For the first time in the world, a legislator has specified which standard connection must be used for electronic devices in the future. The EU member states and MEPs agreed on Tuesday on USB-C as the standard charging socket. The agreement only has to be formally decided.
When will USB-C become the standard in the EU?
It is expected that from summer or autumn 2024 certain electronic devices will only be sold with a USB-C connection in the European Union. With this plug, it doesn’t matter how it’s plugged in, and it’s already installed in many devices today. Margrethe Vestager, Vice-President of the Commission responsible for digital, said in a press release from the European Commission in September last year: “We have given the industry a lot of time to find its own solutions and now the time has come for legislative measures for a shared charger.”
A transition period of 24 months applies from the date of the adoption of the new legislation, for laptops 40 months. This should give the industry enough time to adapt.
Which devices will be equipped with USB-C sockets?
The devices that can all be charged with the same charging cable in the future, regardless of the manufacturer, include small and medium-sized electronic devices. They only have to be large enough for the corresponding connection.
This includes cell phones, tablets, digital cameras, portable game consoles, headsets, portable speakers and navigation systems, computer mice, keyboards, laptops and e-readers.
Why will there be standard charging cables in the future?
Around 420 million mobile phones and other handheld devices were sold in the EU in 2020. 38 percent of shoppers said they had had trouble charging their phone at least once because the chargers were incompatible.

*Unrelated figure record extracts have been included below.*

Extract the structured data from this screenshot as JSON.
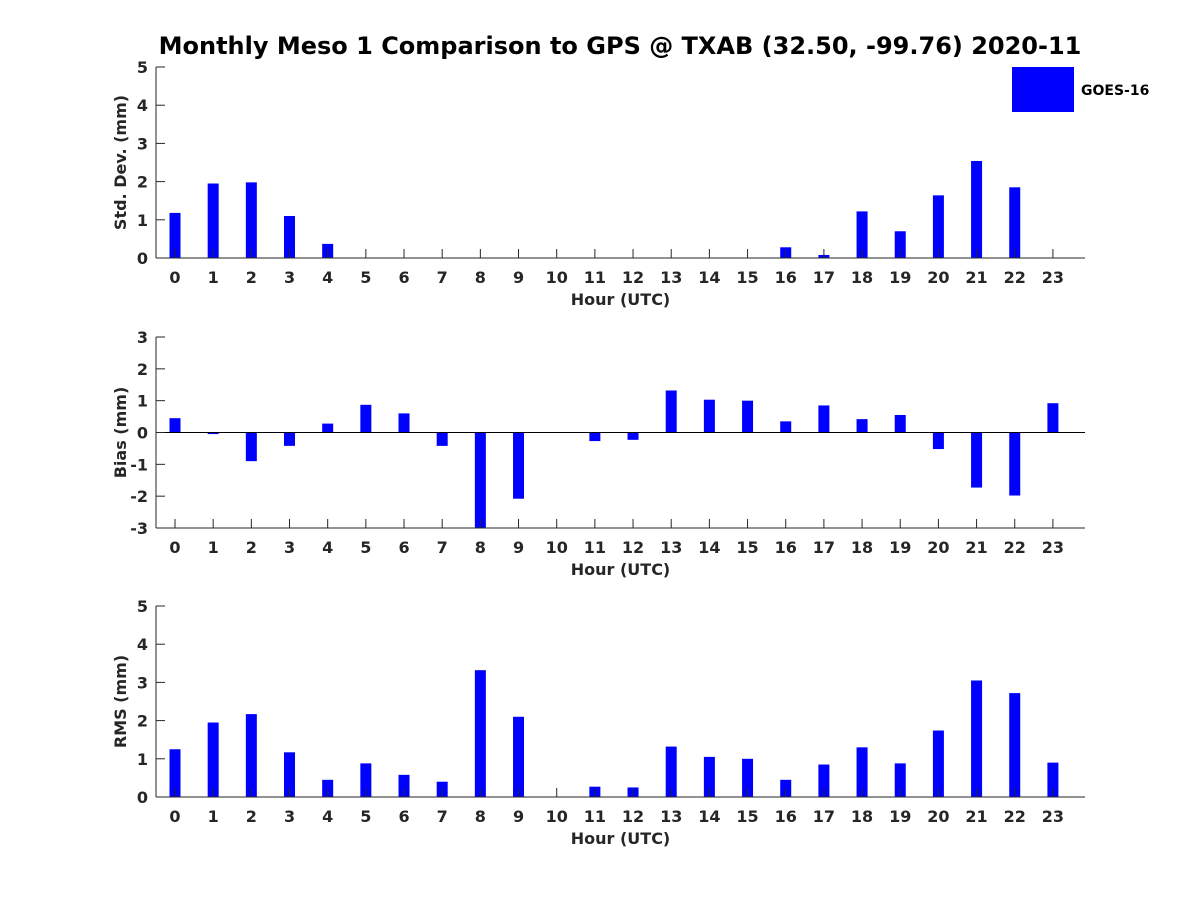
{
  "chart_data": {
    "type": "bar",
    "title": "Monthly Meso 1 Comparison to GPS @ TXAB (32.50, -99.76) 2020-11",
    "bar_color": "#0000ff",
    "legend": {
      "label": "GOES-16",
      "placement": "top-right"
    },
    "categories": [
      "0",
      "1",
      "2",
      "3",
      "4",
      "5",
      "6",
      "7",
      "8",
      "9",
      "10",
      "11",
      "12",
      "13",
      "14",
      "15",
      "16",
      "17",
      "18",
      "19",
      "20",
      "21",
      "22",
      "23"
    ],
    "panels": [
      {
        "name": "std-dev",
        "ylabel": "Std. Dev. (mm)",
        "xlabel": "Hour (UTC)",
        "ylim": [
          0,
          5
        ],
        "yticks": [
          0,
          1,
          2,
          3,
          4,
          5
        ],
        "series": [
          {
            "name": "GOES-16",
            "values": [
              1.18,
              1.95,
              1.98,
              1.1,
              0.37,
              0,
              0,
              0,
              0,
              0,
              0,
              0,
              0,
              0,
              0,
              0,
              0.28,
              0.08,
              1.22,
              0.7,
              1.64,
              2.54,
              1.85,
              0
            ]
          }
        ]
      },
      {
        "name": "bias",
        "ylabel": "Bias (mm)",
        "xlabel": "Hour (UTC)",
        "ylim": [
          -3,
          3
        ],
        "yticks": [
          -3,
          -2,
          -1,
          0,
          1,
          2,
          3
        ],
        "series": [
          {
            "name": "GOES-16",
            "values": [
              0.45,
              -0.05,
              -0.9,
              -0.42,
              0.28,
              0.87,
              0.6,
              -0.42,
              -3.0,
              -2.08,
              0,
              -0.27,
              -0.23,
              1.32,
              1.03,
              1.0,
              0.35,
              0.85,
              0.42,
              0.55,
              -0.52,
              -1.73,
              -1.98,
              0.92
            ]
          }
        ]
      },
      {
        "name": "rms",
        "ylabel": "RMS (mm)",
        "xlabel": "Hour (UTC)",
        "ylim": [
          0,
          5
        ],
        "yticks": [
          0,
          1,
          2,
          3,
          4,
          5
        ],
        "series": [
          {
            "name": "GOES-16",
            "values": [
              1.25,
              1.95,
              2.17,
              1.17,
              0.45,
              0.88,
              0.58,
              0.4,
              3.32,
              2.1,
              0,
              0.27,
              0.25,
              1.32,
              1.05,
              1.0,
              0.45,
              0.85,
              1.3,
              0.88,
              1.74,
              3.05,
              2.72,
              0.9
            ]
          }
        ]
      }
    ]
  }
}
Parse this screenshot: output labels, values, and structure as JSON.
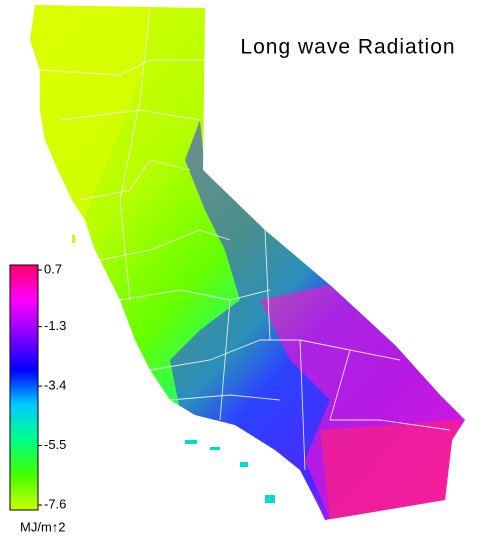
{
  "title": "Long wave Radiation",
  "colorbar": {
    "lim": [
      -7.6,
      0.7
    ],
    "ticks": [
      0.7,
      -1.3,
      -3.4,
      -5.5,
      -7.6
    ],
    "unit": "MJ/m↑2",
    "colors": [
      "#ccff00",
      "#44ff00",
      "#00ff88",
      "#00ccff",
      "#0000ff",
      "#8800ff",
      "#ff00ff",
      "#ff0066"
    ]
  }
}
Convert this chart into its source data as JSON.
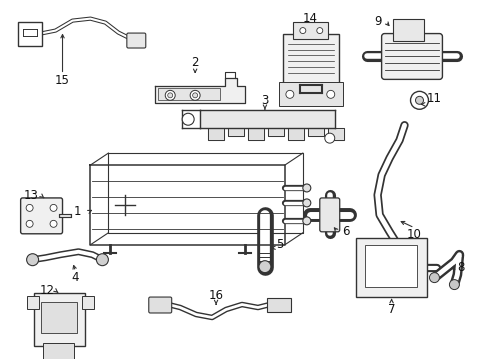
{
  "background_color": "#ffffff",
  "line_color": "#333333",
  "text_color": "#111111",
  "figsize": [
    4.89,
    3.6
  ],
  "dpi": 100,
  "lw": 1.0,
  "fontsize": 8.5
}
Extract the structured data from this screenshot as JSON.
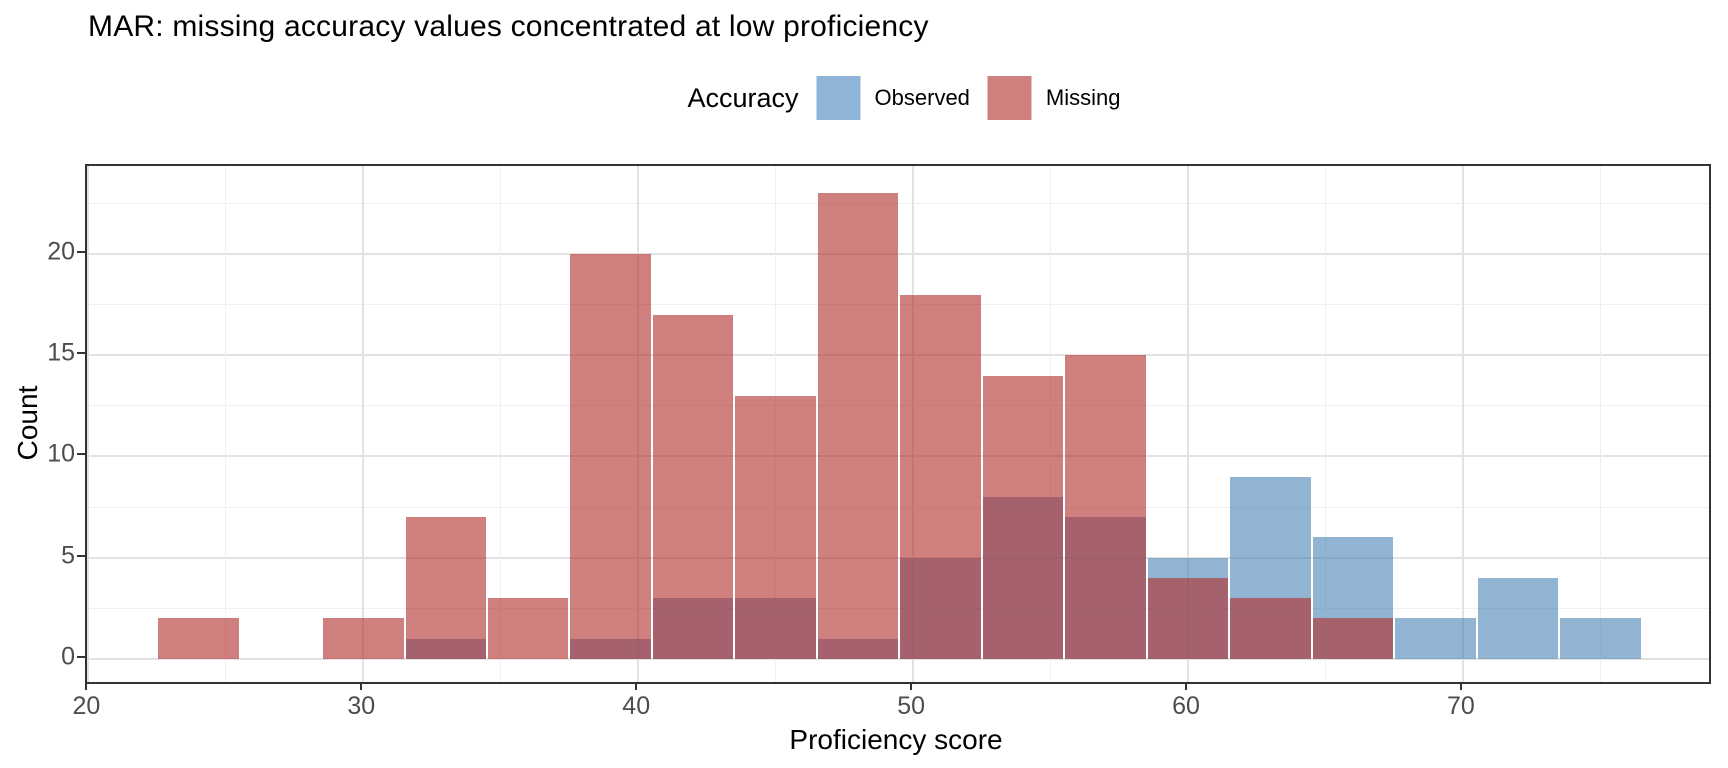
{
  "chart_data": {
    "type": "histogram",
    "title": "MAR: missing accuracy values concentrated at low proficiency",
    "xlabel": "Proficiency score",
    "ylabel": "Count",
    "legend_title": "Accuracy",
    "legend_position": "top-center",
    "grid": "on",
    "colors": {
      "observed_fill": "rgba(70,130,180,0.6)",
      "missing_fill": "rgba(178,48,47,0.62)",
      "observed_swatch": "#8fb4d7",
      "missing_swatch": "#cf7f7e",
      "panel_border": "#333333",
      "tick_label": "#4d4d4d"
    },
    "series": [
      {
        "name": "Observed"
      },
      {
        "name": "Missing"
      }
    ],
    "binwidth": 3,
    "bins": [
      {
        "start": 22.5,
        "end": 25.5,
        "observed": 0,
        "missing": 2
      },
      {
        "start": 25.5,
        "end": 28.5,
        "observed": 0,
        "missing": 0
      },
      {
        "start": 28.5,
        "end": 31.5,
        "observed": 0,
        "missing": 2
      },
      {
        "start": 31.5,
        "end": 34.5,
        "observed": 1,
        "missing": 7
      },
      {
        "start": 34.5,
        "end": 37.5,
        "observed": 0,
        "missing": 3
      },
      {
        "start": 37.5,
        "end": 40.5,
        "observed": 1,
        "missing": 20
      },
      {
        "start": 40.5,
        "end": 43.5,
        "observed": 3,
        "missing": 17
      },
      {
        "start": 43.5,
        "end": 46.5,
        "observed": 3,
        "missing": 13
      },
      {
        "start": 46.5,
        "end": 49.5,
        "observed": 1,
        "missing": 23
      },
      {
        "start": 49.5,
        "end": 52.5,
        "observed": 5,
        "missing": 18
      },
      {
        "start": 52.5,
        "end": 55.5,
        "observed": 8,
        "missing": 14
      },
      {
        "start": 55.5,
        "end": 58.5,
        "observed": 7,
        "missing": 15
      },
      {
        "start": 58.5,
        "end": 61.5,
        "observed": 5,
        "missing": 4
      },
      {
        "start": 61.5,
        "end": 64.5,
        "observed": 9,
        "missing": 3
      },
      {
        "start": 64.5,
        "end": 67.5,
        "observed": 6,
        "missing": 2
      },
      {
        "start": 67.5,
        "end": 70.5,
        "observed": 2,
        "missing": 0
      },
      {
        "start": 70.5,
        "end": 73.5,
        "observed": 4,
        "missing": 0
      },
      {
        "start": 73.5,
        "end": 76.5,
        "observed": 2,
        "missing": 0
      }
    ],
    "x_ticks": [
      20,
      30,
      40,
      50,
      60,
      70
    ],
    "x_minor_ticks": [
      25,
      35,
      45,
      55,
      65,
      75
    ],
    "y_ticks": [
      0,
      5,
      10,
      15,
      20
    ],
    "y_minor_ticks": [
      2.5,
      7.5,
      12.5,
      17.5,
      22.5
    ],
    "xlim": [
      19.95,
      78.95
    ],
    "ylim": [
      -1.14,
      24.35
    ]
  }
}
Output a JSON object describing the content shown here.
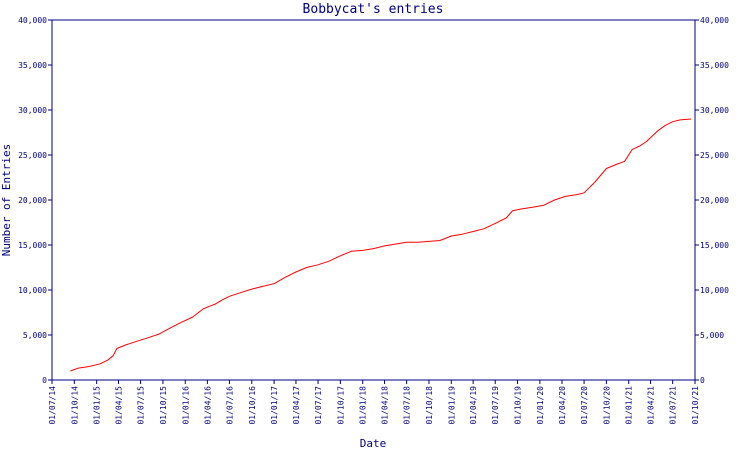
{
  "chart_data": {
    "type": "line",
    "title": "Bobbycat's entries",
    "xlabel": "Date",
    "ylabel": "Number of Entries",
    "ylim": [
      0,
      40000
    ],
    "xlim": [
      "2014-07-01",
      "2021-10-01"
    ],
    "grid": false,
    "legend": "none",
    "colors": {
      "axes": "#000080",
      "text": "#000080",
      "line": "#ff0000",
      "background": "#ffffff"
    },
    "y_ticks": [
      0,
      5000,
      10000,
      15000,
      20000,
      25000,
      30000,
      35000,
      40000
    ],
    "y_tick_labels": [
      "0",
      "5,000",
      "10,000",
      "15,000",
      "20,000",
      "25,000",
      "30,000",
      "35,000",
      "40,000"
    ],
    "x_ticks": [
      "2014-07-01",
      "2014-10-01",
      "2015-01-01",
      "2015-04-01",
      "2015-07-01",
      "2015-10-01",
      "2016-01-01",
      "2016-04-01",
      "2016-07-01",
      "2016-10-01",
      "2017-01-01",
      "2017-04-01",
      "2017-07-01",
      "2017-10-01",
      "2018-01-01",
      "2018-04-01",
      "2018-07-01",
      "2018-10-01",
      "2019-01-01",
      "2019-04-01",
      "2019-07-01",
      "2019-10-01",
      "2020-01-01",
      "2020-04-01",
      "2020-07-01",
      "2020-10-01",
      "2021-01-01",
      "2021-04-01",
      "2021-07-01",
      "2021-10-01"
    ],
    "x_tick_labels": [
      "01/07/14",
      "01/10/14",
      "01/01/15",
      "01/04/15",
      "01/07/15",
      "01/10/15",
      "01/01/16",
      "01/04/16",
      "01/07/16",
      "01/10/16",
      "01/01/17",
      "01/04/17",
      "01/07/17",
      "01/10/17",
      "01/01/18",
      "01/04/18",
      "01/07/18",
      "01/10/18",
      "01/01/19",
      "01/04/19",
      "01/07/19",
      "01/10/19",
      "01/01/20",
      "01/04/20",
      "01/07/20",
      "01/10/20",
      "01/01/21",
      "01/04/21",
      "01/07/21",
      "01/10/21"
    ],
    "series": [
      {
        "x": [
          "2014-09-15",
          "2014-10-15",
          "2014-12-01",
          "2015-01-15",
          "2015-02-15",
          "2015-03-10",
          "2015-03-25",
          "2015-05-01",
          "2015-06-15",
          "2015-08-01",
          "2015-09-15",
          "2015-11-01",
          "2015-12-15",
          "2016-02-01",
          "2016-03-15",
          "2016-04-10",
          "2016-05-01",
          "2016-06-01",
          "2016-07-01",
          "2016-08-15",
          "2016-10-01",
          "2016-11-15",
          "2017-01-01",
          "2017-02-15",
          "2017-04-01",
          "2017-05-15",
          "2017-07-01",
          "2017-08-15",
          "2017-10-01",
          "2017-11-15",
          "2018-01-01",
          "2018-02-15",
          "2018-04-01",
          "2018-05-15",
          "2018-07-01",
          "2018-08-15",
          "2018-10-01",
          "2018-11-15",
          "2019-01-01",
          "2019-02-15",
          "2019-04-01",
          "2019-05-15",
          "2019-07-01",
          "2019-08-15",
          "2019-09-10",
          "2019-10-15",
          "2019-12-01",
          "2020-01-15",
          "2020-03-01",
          "2020-04-15",
          "2020-06-01",
          "2020-07-01",
          "2020-08-15",
          "2020-10-01",
          "2020-11-15",
          "2020-12-15",
          "2021-01-15",
          "2021-02-15",
          "2021-03-15",
          "2021-05-01",
          "2021-06-01",
          "2021-07-01",
          "2021-08-01",
          "2021-09-15"
        ],
        "y": [
          1000,
          1300,
          1500,
          1800,
          2200,
          2700,
          3500,
          3900,
          4300,
          4700,
          5100,
          5800,
          6400,
          7000,
          7900,
          8200,
          8400,
          8900,
          9300,
          9700,
          10100,
          10400,
          10700,
          11400,
          12000,
          12500,
          12800,
          13200,
          13800,
          14300,
          14400,
          14600,
          14900,
          15100,
          15300,
          15300,
          15400,
          15500,
          16000,
          16200,
          16500,
          16800,
          17400,
          18000,
          18800,
          19000,
          19200,
          19400,
          20000,
          20400,
          20600,
          20800,
          22000,
          23500,
          24000,
          24300,
          25600,
          26000,
          26500,
          27700,
          28300,
          28700,
          28900,
          29000
        ],
        "color": "#ff0000"
      }
    ]
  }
}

Every consumer now owns an average of three chargers, two of which are used regularly.
“European consumers have long been frustrated with incompatible chargers piling up in their drawers,” Vestager said in the release. In the future, the normal case should be that different devices can be charged with the same cable.
Among other things, the law is intended to make products in the EU more sustainable, reduce electronic waste and make it easier to use different devices.
Standardization is intended to reduce electronic waste by around 1,000 tons per year. The EU wants to reduce the ecological footprint related to the production and disposal of chargers and support the green and digital transition.
Together with other measures, consumers could save around 250 million euros, writes the European Commission in an information brochure.
What will change when buying in the future?
In the future, there should be a choice as to whether you want to buy a new device with or without a charging adapter.
However, the corresponding cable is always included, since it is also responsible for the transfer of data, for example, and is a component that often breaks.
Why wasn’t there standardization sooner?
The EU Commission launched a corresponding initiative more than ten years ago after users of iPhones and other mobile phones complained about the need for different charging cables and the associated so-called cable spaghetti.
Previously, companies failed to find a uniform solution for the charging sockets of electronic devices such as smartphones, tablets or cameras.
Criticism of the new EU standard
There is criticism from the industry association Bitkom, among others. He talks about innovations being thwarted. In addition, the new regulation runs counter to the “important principle of openness to technology,” said Bitkom CEO Bernhard Rohleder, according to the Tagesschau.
According to Tagesschau information, Apple has also criticized the EU’s plans in the past and warned of the endangerment of innovations and the creation, and not the reduction, of electronic waste.
Demand for wireless charging as standard
Anna Cavazzini (Greens) told the dpa: “The European Commission should take measures that lead to a standard for wireless charging.”